On March 23, 2026, the German Federal Court of Justice ("BGH") ruled that private individuals cannot compel car manufacturers to cease placing passenger cars with combustion engines on the market before the expiry of the deadlines set by the EU Passenger Car Emissions Regulation.
Referring to the so-called climate decision of the German Federal Constitutional Court ("BVerfG"), the plaintiffs argued that only a certain CO₂ budget may be consumed by the defendants in order to achieve the climate targets set out in the Paris Climate Agreement. The plaintiffs asserted that by consuming too large a part of the remaining CO₂ budget, the defendants unlawfully interfered with the intertemporal dimension of the plaintiffs' general right of personality. Plaintiffs argued that, as a result of this depletion, far-reaching measures for CO₂ reduction, thereby restricting their civil liberties, would be necessary at a later date.
The BGH rejected these arguments. In particular, it held that the plaintiffs are not impaired in their general right of personality by the defendants' economic activities. Such an impairment is also not triggered in advance by the fact that the CO₂ emissions attributable to the defendants would inevitably lead to restrictive climate legislation and associated restrictions on freedom in the future. According to the BGH, such a legally mediated inevitability would require the specification of a certain residual CO₂ budget for the defendants. Neither the Paris Climate Agreement nor existing legislation provide a basis for such budgets for the defendants, the BGH continued. The BGH therefore saw a difference between the plaintiffs' claim and the constellation decided by the BVerfG.

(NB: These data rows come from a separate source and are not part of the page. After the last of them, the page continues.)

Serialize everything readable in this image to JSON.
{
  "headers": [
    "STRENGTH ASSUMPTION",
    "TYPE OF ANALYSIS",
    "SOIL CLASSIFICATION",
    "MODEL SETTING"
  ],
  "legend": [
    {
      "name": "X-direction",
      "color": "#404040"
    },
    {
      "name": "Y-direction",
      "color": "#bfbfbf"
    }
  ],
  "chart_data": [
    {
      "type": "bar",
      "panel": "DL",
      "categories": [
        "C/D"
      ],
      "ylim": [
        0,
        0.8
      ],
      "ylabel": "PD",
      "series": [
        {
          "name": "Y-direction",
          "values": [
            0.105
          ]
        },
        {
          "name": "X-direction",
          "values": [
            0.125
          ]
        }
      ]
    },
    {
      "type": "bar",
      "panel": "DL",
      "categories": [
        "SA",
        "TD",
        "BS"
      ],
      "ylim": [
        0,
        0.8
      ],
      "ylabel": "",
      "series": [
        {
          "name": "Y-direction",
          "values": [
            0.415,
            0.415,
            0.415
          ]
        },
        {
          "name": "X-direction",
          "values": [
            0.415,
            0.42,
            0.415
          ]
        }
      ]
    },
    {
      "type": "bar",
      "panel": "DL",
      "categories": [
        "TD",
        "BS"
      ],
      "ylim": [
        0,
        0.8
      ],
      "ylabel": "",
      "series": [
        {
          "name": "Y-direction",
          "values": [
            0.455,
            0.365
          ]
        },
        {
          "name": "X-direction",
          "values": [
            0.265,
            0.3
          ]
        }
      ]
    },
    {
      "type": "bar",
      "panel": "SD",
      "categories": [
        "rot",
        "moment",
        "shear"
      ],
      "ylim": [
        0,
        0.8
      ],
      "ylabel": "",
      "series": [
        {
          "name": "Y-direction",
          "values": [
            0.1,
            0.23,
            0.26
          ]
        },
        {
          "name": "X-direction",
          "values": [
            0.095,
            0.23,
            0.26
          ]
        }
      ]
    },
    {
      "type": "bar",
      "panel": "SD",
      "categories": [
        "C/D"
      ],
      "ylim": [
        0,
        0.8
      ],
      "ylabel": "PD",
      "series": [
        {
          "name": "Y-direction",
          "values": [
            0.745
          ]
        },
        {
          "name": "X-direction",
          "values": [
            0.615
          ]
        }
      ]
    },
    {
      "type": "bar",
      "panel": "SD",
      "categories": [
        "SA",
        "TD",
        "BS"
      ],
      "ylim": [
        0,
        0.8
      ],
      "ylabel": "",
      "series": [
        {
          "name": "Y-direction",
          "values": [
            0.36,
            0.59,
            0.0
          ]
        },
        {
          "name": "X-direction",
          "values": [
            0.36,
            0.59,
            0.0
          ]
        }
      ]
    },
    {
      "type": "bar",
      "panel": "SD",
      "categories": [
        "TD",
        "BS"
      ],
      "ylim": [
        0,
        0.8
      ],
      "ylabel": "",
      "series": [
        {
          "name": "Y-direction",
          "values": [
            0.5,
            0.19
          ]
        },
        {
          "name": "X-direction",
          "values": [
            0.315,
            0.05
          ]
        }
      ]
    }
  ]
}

A number of climate change litigation cases have recently emerged in Germany. A German farmer's climate change litigation case against a third German car manufacturer is pending in front of the Higher Regional Court in Hamm that recently held that a German energy company could at least in principle be liable for costs for protecting a Peruvian farmer's property endangered by the possible overflow of a glacial lake in the Andes.